Le président syrien Bachar al-Assad a qualifié samedi Israël de «grand obstacle à la paix», lors d'un discours à l'ouverture d'une réunion ministérielle des membres de l'Organisation de la conférence islamique (OCI) à Damas.

AGENCE FRANCE-PRESSE

«L'échec du processus de paix (israélo-arabe) jusqu'à présent a montré d'une manière flagrante qu'Israël était le grand obstacle à la paix», a affirmé M. Assad. «Notre expérience avec Israël lors des négociations de paix indirectes par l'intermédiaire de la Turquie en est une nouvelle preuve», a-t-il dit.

Les pourparlers indirects de paix entre la Syrie et Israël ont été suspendus en décembre après l'offensive meurtrière de l'armée israélienne à Gaza (27 décembre-18 janvier).

«L'échec de l'action politique dans la restitution des droits légitimes à leurs propriétaires donnera le droit à la résistance de faire son devoir pour les récupérer», a-t-il poursuivi, en référence notamment aux droits des Palestiniens et des Syriens quant à leurs terres occupées.

Selon M. Assad, «le seul point positif du processus de paix est d'avoir mis à nu Israël et dévoilé la réalité de ce pays agressif».

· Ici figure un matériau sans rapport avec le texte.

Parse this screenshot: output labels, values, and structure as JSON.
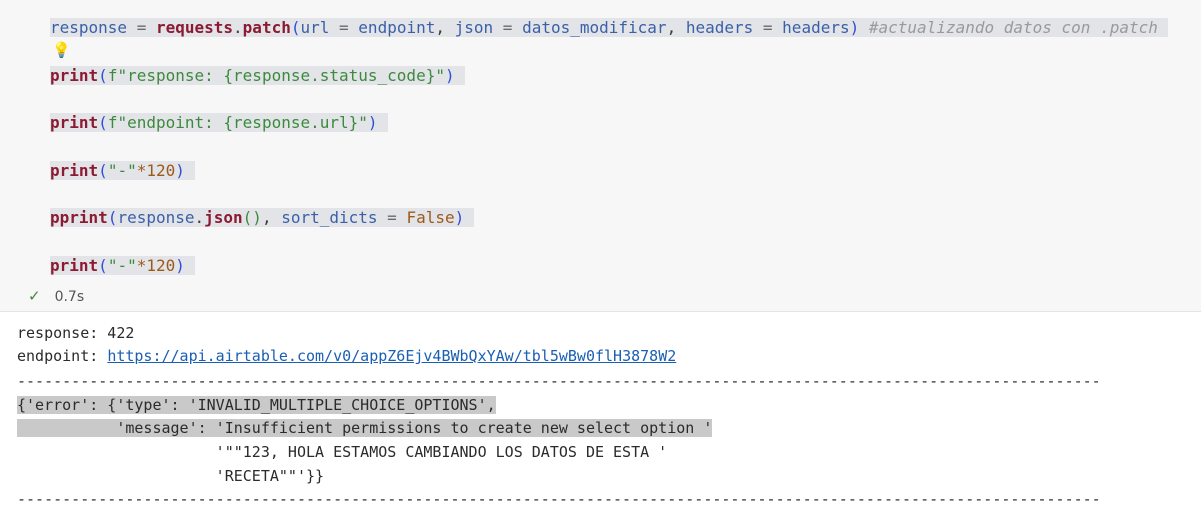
{
  "code": {
    "line1": {
      "var": "response",
      "eq": " = ",
      "obj": "requests",
      "dot": ".",
      "method": "patch",
      "open": "(",
      "arg1": "url",
      "eq1": " = ",
      "val1": "endpoint",
      "comma1": ", ",
      "arg2": "json",
      "eq2": " = ",
      "val2": "datos_modificar",
      "comma2": ", ",
      "arg3": "headers",
      "eq3": " = ",
      "val3": "headers",
      "close": ")",
      "comment": " #actualizando datos con .patch"
    },
    "line2": {
      "fn": "print",
      "open": "(",
      "str": "f\"response: {response.status_code}\"",
      "close": ")"
    },
    "line3": {
      "fn": "print",
      "open": "(",
      "str": "f\"endpoint: {response.url}\"",
      "close": ")"
    },
    "line4": {
      "fn": "print",
      "open": "(",
      "str": "\"-\"",
      "op": "*120",
      "close": ")"
    },
    "line5": {
      "fn": "pprint",
      "open": "(",
      "obj": "response",
      "dot": ".",
      "method": "json",
      "call": "()",
      "comma": ", ",
      "arg": "sort_dicts",
      "eq": " = ",
      "val": "False",
      "close": ")"
    },
    "line6": {
      "fn": "print",
      "open": "(",
      "str": "\"-\"",
      "op": "*120",
      "close": ")"
    }
  },
  "status": {
    "check": "✓",
    "time": "0.7s"
  },
  "output": {
    "response_line": "response: 422",
    "endpoint_label": "endpoint: ",
    "endpoint_url": "https://api.airtable.com/v0/appZ6Ejv4BWbQxYAw/tbl5wBw0flH3878W2",
    "separator": "------------------------------------------------------------------------------------------------------------------------",
    "err1": "{'error': {'type': 'INVALID_MULTIPLE_CHOICE_OPTIONS',",
    "err2": "           'message': 'Insufficient permissions to create new select option '",
    "err3": "                      '\"\"123, HOLA ESTAMOS CAMBIANDO LOS DATOS DE ESTA '",
    "err4": "                      'RECETA\"\"'}}",
    "separator2": "------------------------------------------------------------------------------------------------------------------------"
  }
}
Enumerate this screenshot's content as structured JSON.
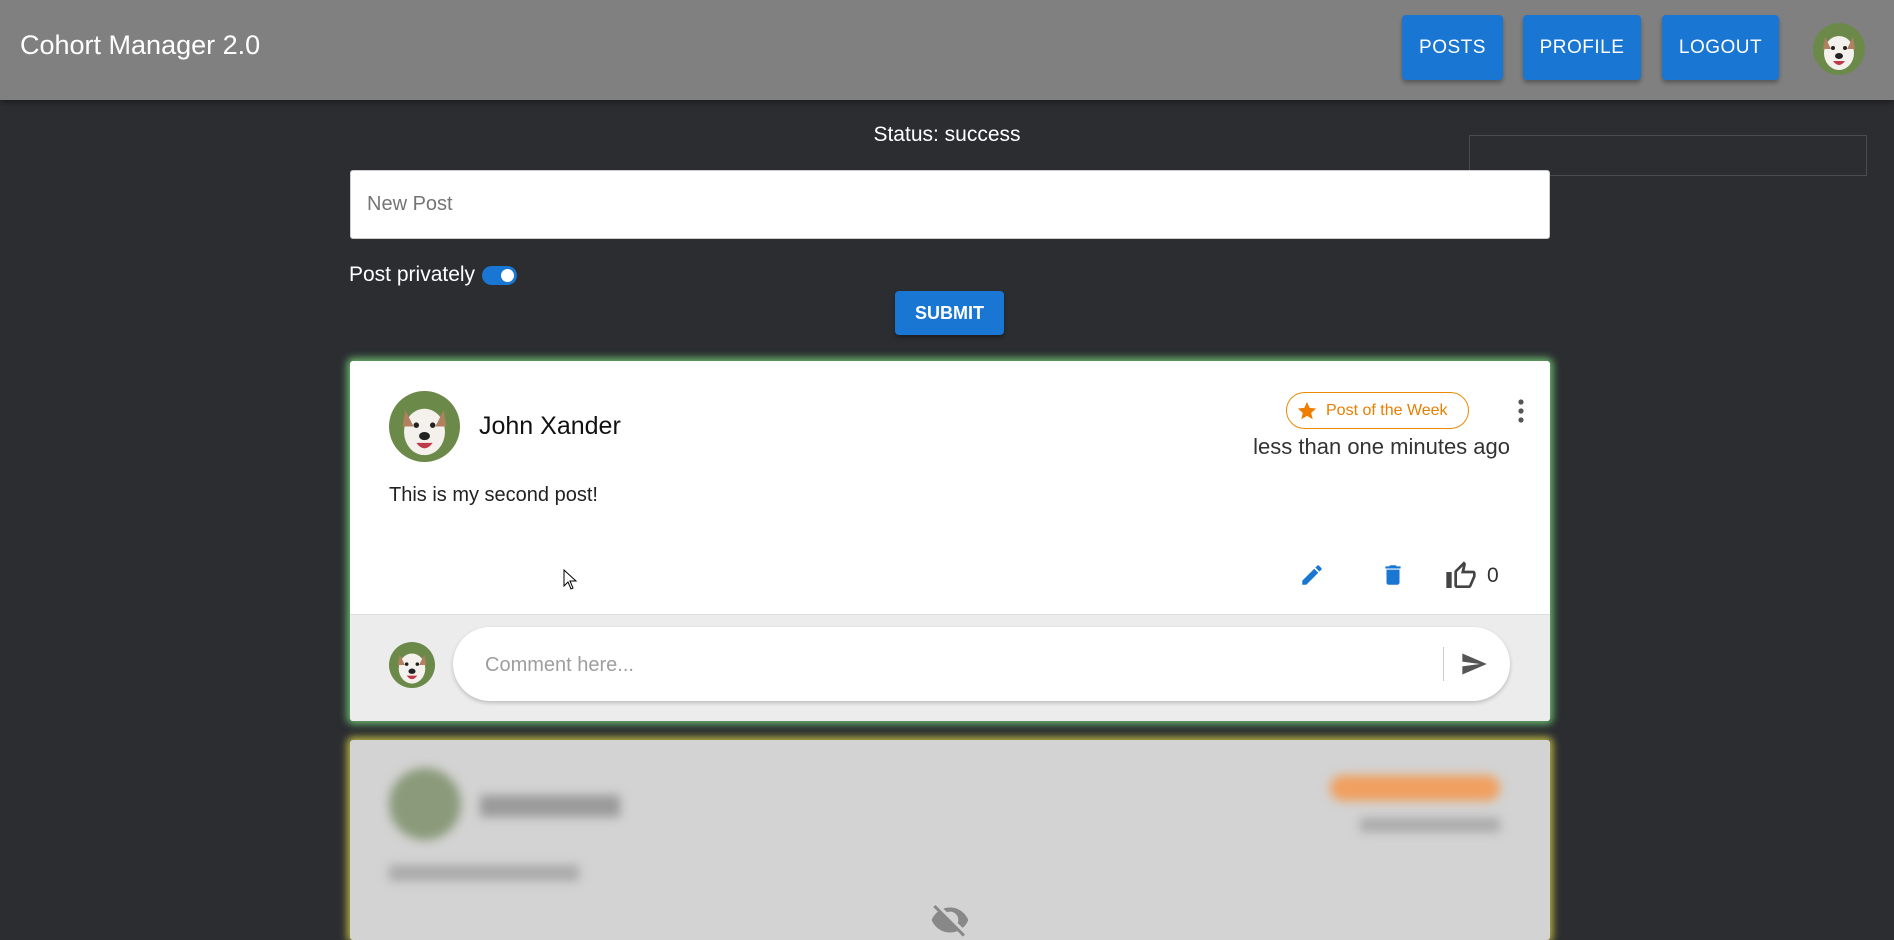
{
  "app": {
    "title": "Cohort Manager 2.0"
  },
  "nav": {
    "posts_label": "POSTS",
    "profile_label": "PROFILE",
    "logout_label": "LOGOUT",
    "avatar_icon": "dog-avatar-icon"
  },
  "status": {
    "text": "Status: success"
  },
  "composer": {
    "placeholder": "New Post",
    "value": "",
    "private_label": "Post privately",
    "private_enabled": true,
    "submit_label": "SUBMIT"
  },
  "post": {
    "author": "John Xander",
    "badge": "Post of the Week",
    "time": "less than one minutes ago",
    "body": "This is my second post!",
    "likes": "0",
    "comment_placeholder": "Comment here...",
    "icons": [
      "star-icon",
      "more-vert-icon",
      "edit-icon",
      "delete-icon",
      "thumb-up-icon",
      "send-icon"
    ]
  },
  "colors": {
    "appbar": "#808080",
    "background": "#2b2d31",
    "accent": "#1976d2",
    "badge": "#ef8a00",
    "card_glow": "#82e682",
    "next_card_glow": "#d7d246"
  }
}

«Durant des décennies, Israël a été considéré comme le gentil agneau épris de paix face aux loups qui l'entourent y compris les Palestiniens, véritables propriétaires de la terre», a affirmé M. Assad.

«Un État fondé sur l'occupation, le massacre des Palestiniens (...) peut-il oeuvrer pour la paix ? Un État dont les gouvernements successifs ont entravé toute solution et dont l'actuel gouvernement est parmi les plus racistes, peut-il être un partenaire dans le processus de paix ?», s'est demandé M. Assad devant des ministres des Affaires étrangères de l'OCI qui regroupe 57 pays représentant 1,5 milliard de musulmans.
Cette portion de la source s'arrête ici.